伊芙想了想,弱弱问,“回答您问题之前,能答应我一件事吗?要是您不信,能不能直接一刀送我走?别选什么火刑绞刑的,我真受不了那种。”
"……"
奥古斯盯着她,缓缓闭了下眼,又飞快睁开,继续盯人。
行吧。
伊芙觉得这位大公快要到崩溃临界点了,他大概觉得自己随手救下的少女,是个彻头彻尾的疯子,甚至是天马行空的蠢货。
伊芙见好就收,尴尬地笑了两声,迎上那双冰蓝眼眸,扯开嘴角。
“大公真厉害,什么都瞒不过您。”伊芙熟练地拍了个马屁,略显无奈,“我以神明的名义发誓,接下来的话全是真的。我不清楚这事怎么发生的,事实是——我在公司加班喝了太多咖啡,心口一抽,闭眼睁眼就到这儿了。我们那边管这叫穿越,比如人突然死了,灵魂没消散,反而去了另一个世界,占了别的身体。不过根本没科学性,我们也没魔法,按那边的认知,这事压根不可能发生。”

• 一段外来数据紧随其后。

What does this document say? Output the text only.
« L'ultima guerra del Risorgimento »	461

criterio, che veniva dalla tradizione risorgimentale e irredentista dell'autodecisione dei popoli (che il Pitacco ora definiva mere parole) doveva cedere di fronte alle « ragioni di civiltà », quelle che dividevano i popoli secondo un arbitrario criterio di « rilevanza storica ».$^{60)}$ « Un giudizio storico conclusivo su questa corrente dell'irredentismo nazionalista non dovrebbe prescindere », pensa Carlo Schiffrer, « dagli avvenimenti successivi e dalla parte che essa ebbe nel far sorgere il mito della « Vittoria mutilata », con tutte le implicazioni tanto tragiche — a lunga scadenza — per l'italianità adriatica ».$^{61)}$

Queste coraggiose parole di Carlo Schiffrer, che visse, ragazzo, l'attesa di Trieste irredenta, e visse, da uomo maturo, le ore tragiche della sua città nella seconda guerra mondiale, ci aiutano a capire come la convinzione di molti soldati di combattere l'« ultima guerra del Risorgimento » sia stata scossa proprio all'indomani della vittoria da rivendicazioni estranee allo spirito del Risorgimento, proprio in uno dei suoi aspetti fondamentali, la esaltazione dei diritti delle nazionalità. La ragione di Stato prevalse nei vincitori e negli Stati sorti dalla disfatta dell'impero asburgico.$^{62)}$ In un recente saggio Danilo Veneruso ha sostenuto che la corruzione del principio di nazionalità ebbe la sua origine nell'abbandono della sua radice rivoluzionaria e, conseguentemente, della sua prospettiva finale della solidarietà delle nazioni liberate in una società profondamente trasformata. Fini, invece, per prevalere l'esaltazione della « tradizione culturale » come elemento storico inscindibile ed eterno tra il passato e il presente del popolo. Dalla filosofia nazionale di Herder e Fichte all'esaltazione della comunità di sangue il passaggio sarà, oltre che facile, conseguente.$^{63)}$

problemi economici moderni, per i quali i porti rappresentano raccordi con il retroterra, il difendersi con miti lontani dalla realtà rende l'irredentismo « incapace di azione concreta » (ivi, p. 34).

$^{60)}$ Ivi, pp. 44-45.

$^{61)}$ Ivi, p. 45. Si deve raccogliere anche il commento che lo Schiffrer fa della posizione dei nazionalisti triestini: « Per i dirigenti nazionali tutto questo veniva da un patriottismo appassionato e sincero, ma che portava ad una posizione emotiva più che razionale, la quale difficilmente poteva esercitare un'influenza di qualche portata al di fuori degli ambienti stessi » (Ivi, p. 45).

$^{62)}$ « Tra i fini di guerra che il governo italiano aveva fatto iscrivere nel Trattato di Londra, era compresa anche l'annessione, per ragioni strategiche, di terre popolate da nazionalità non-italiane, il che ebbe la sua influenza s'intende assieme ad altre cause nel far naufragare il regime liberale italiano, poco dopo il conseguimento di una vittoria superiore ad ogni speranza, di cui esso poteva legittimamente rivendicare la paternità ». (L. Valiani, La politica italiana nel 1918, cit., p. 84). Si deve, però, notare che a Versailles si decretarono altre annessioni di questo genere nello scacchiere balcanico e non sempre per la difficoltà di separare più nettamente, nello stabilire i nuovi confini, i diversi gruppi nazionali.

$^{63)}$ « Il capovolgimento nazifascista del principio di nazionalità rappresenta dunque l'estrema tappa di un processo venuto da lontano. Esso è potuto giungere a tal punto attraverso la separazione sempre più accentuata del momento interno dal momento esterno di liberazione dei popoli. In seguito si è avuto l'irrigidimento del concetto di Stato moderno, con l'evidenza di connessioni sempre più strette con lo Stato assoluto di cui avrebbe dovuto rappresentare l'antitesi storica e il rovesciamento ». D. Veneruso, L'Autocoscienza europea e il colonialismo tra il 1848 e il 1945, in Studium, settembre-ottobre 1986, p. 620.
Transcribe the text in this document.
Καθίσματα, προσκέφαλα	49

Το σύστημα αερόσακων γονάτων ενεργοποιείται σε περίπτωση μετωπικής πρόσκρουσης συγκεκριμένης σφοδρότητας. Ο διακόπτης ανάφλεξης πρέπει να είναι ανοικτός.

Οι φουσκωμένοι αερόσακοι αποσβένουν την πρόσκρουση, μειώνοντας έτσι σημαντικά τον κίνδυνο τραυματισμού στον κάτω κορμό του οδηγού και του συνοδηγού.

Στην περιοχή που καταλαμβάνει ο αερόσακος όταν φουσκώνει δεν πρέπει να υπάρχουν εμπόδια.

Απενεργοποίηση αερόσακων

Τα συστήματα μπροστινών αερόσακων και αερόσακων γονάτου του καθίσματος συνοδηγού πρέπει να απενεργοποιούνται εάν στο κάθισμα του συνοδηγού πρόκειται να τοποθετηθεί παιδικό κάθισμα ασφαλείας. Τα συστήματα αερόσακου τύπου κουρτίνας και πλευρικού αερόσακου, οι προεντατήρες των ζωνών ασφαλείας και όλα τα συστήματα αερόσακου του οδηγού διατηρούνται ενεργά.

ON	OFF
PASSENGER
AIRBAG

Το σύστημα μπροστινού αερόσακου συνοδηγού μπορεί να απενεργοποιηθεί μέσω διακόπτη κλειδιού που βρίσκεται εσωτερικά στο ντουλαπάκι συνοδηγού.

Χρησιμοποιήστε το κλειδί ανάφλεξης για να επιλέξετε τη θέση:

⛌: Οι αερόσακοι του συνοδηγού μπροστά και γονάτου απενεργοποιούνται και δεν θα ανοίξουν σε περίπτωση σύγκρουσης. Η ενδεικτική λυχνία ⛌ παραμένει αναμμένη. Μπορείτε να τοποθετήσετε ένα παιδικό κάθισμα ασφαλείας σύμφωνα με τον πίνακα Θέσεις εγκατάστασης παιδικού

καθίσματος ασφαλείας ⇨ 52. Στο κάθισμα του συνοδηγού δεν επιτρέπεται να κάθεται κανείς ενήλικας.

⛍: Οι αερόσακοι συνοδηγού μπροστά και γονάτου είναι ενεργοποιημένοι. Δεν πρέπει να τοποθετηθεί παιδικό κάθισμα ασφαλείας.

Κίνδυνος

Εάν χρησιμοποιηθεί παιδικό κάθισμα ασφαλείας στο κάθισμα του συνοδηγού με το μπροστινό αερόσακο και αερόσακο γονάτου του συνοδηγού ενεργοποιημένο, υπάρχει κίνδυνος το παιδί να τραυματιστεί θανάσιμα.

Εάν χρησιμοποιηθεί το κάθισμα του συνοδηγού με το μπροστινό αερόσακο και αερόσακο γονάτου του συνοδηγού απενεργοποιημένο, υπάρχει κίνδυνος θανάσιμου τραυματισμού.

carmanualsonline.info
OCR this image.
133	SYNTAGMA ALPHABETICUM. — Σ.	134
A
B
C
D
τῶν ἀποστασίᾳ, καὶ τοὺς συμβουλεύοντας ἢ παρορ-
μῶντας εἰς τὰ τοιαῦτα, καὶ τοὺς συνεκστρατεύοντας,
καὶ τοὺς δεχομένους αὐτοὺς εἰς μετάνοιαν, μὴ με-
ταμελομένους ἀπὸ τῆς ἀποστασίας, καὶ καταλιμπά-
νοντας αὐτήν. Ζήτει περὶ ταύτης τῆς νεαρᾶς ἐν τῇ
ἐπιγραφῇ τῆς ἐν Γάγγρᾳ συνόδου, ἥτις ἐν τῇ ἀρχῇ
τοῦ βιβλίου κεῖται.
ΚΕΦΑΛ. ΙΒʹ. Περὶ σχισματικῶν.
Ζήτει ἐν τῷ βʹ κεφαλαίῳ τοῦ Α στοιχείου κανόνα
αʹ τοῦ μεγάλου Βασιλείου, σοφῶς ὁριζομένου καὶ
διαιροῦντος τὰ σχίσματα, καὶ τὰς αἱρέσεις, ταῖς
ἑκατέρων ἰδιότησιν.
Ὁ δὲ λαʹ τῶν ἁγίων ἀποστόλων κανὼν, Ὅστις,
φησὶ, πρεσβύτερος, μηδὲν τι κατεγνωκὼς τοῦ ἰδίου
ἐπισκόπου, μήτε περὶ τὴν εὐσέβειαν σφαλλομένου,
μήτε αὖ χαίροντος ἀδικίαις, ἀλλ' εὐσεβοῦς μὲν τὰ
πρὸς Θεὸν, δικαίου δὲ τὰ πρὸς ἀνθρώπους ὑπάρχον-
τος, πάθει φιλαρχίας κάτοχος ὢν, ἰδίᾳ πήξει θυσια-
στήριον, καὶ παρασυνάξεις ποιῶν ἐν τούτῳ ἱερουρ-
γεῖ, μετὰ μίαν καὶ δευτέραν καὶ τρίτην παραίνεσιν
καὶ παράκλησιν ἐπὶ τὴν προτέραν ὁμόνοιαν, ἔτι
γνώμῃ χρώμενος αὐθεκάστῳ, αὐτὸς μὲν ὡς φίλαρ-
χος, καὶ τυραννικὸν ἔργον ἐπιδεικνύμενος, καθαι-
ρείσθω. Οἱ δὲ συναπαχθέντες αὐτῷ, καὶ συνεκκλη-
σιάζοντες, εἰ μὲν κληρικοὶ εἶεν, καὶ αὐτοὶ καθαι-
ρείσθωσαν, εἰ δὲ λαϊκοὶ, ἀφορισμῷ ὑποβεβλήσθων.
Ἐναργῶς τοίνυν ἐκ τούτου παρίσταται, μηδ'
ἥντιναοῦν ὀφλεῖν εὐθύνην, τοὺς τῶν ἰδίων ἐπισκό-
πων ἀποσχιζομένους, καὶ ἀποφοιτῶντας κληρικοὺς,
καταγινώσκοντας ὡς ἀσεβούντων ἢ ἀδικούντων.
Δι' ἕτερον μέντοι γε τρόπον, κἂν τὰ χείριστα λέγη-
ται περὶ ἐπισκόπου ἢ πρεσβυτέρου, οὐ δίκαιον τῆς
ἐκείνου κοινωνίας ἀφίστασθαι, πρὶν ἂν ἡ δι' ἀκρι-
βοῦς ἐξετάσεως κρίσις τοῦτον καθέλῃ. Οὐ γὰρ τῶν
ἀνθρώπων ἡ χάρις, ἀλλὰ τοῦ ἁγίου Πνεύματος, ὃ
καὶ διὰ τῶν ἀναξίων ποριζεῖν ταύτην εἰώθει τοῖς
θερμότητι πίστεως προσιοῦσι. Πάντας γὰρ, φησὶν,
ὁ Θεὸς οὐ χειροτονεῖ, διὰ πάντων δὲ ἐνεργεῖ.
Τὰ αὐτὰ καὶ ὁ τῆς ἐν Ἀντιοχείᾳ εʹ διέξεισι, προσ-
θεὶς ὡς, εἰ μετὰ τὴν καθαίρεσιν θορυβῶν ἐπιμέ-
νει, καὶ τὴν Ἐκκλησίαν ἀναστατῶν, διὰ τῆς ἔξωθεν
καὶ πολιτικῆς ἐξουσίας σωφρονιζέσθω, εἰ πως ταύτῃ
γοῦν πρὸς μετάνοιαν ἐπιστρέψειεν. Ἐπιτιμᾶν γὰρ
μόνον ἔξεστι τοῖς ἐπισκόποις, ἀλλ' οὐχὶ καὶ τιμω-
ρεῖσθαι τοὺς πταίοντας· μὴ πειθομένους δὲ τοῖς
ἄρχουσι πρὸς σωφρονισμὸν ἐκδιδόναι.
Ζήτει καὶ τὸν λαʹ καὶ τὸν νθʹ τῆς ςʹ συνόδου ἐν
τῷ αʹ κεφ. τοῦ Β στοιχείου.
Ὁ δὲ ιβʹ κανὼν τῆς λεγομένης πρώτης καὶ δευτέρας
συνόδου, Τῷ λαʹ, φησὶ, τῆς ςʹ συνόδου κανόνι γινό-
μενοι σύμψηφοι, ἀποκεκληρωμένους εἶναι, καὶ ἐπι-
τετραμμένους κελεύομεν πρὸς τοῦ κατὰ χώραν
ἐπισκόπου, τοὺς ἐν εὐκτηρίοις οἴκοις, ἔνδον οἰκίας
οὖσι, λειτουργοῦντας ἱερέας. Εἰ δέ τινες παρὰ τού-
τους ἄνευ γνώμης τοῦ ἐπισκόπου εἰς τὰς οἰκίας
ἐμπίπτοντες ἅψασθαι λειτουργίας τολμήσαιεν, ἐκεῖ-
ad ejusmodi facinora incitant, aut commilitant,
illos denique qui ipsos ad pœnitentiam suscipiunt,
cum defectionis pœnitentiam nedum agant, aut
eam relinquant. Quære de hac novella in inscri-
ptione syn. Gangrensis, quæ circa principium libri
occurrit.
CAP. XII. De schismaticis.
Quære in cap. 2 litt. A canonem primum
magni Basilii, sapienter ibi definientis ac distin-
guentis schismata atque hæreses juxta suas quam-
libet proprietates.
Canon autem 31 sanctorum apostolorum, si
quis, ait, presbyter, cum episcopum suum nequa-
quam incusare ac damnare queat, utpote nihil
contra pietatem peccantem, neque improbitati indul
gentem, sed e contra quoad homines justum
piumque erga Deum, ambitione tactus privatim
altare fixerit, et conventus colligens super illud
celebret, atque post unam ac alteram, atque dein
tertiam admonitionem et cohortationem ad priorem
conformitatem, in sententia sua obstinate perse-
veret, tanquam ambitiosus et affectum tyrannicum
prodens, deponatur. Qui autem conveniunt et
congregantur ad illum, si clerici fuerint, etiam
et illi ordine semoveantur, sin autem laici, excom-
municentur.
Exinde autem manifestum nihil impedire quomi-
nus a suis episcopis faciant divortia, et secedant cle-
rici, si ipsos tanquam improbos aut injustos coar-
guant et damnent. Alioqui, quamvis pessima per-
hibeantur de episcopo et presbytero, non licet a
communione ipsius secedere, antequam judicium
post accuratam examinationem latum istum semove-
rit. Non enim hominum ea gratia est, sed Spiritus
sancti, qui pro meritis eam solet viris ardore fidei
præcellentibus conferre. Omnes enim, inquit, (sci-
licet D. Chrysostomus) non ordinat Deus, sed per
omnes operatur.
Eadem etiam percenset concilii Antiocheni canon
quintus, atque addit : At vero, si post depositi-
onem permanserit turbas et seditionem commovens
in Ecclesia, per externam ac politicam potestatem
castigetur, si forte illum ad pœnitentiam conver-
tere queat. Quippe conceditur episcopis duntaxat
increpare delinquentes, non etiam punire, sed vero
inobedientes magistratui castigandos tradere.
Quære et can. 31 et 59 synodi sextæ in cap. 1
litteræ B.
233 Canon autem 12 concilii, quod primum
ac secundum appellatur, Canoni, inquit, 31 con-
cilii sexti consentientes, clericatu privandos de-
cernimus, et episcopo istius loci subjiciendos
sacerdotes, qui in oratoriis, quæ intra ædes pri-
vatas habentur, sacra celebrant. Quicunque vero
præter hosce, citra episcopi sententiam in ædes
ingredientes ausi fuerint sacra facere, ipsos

“现在倒是发生了,而且该死的巧,我名字也叫伊芙,姓伊名芙。至于真正的伊芙丽亚·维恩……我也不确定,可能身子太弱在牢里病死了,要么就是吓死了。总之如您所见,大概已经不在这世上了。”
说完,伊芙安静地闭上眼,等着对面男人给个痛快。
等了会儿,发现人家根本没动静,这才小心翼翼睁开眼。
这位大公阁下依旧保持着刚才的姿势,手指一下一下点着膝盖,唯一的变化,就是眼神不那么犀利了,重新恢复成原来的淡漠。
过了两秒,奥古斯淡淡嗯了一声,算是赏脸给了个回应。
……
就这?
就这么个若无其事的反应?
伊芙愣住,然后开始自我说服。
也是,这里有魔法,什么稀奇古怪的事都能发生,接受度应该挺高的。
她不打算再纠结这个问题,正要开口,奥古斯打断了她。
“所以你是异邦人,真正的伊芙丽亚·维恩已经死了。”
"……"
伊芙忍了忍,随口应道,“是这个意思呢,大公。”
奥古斯敲击膝盖的手指停下,身体向后靠去,似在思索什么。
片刻后,他问,“伊芙小姐,你愿意和我做个交易吗?”
伊芙微怔。
她怀疑这人是不是理解错了什么,她可没有求饶或者妥协的意思。
不过既然帅哥开口了,听听也无妨。
"您说。"
然后奥古斯说出了交易内容,荒唐得让伊芙想给自己两巴掌。
“可以和我结婚吗?”
“……”
几个小时内,伊芙的三观被彻底重组。
她石化了。
先是怀疑穿越把脑子搞坏了,那些小说情节竟然真发生,要么就是耳朵在时空通道里被挤了,产生了幻听。
如果不是碍于现场还有人,需要保持形象,她真想仰天长啸三声,然后跳车了结自己。
伊芙张了张嘴结果没发出声儿,又咳了一声清嗓子,才勉强挤出话来。
“大公阁下您……刚才说什么?我可能还没适应这身体,她耳朵估计有毛病。”
“……”
奥古斯眼底闪过一丝荒谬,但没拆穿她蹩脚的借口,很给面子地重复。
“我在向你求婚,伊芙小姐。”
这下听清了。
听清楚是一回事,理解是另一回事。
“大公您在开玩笑?还是这边贵族都这么交流?”
“不是。”
“那我更不明白了。”伊芙困惑道,“既然是交易,说明您觉得我有价值,可我只是个没落贵族,还是罪犯,实在想不出您为什么会有这种想法,这对您没有任何好处。”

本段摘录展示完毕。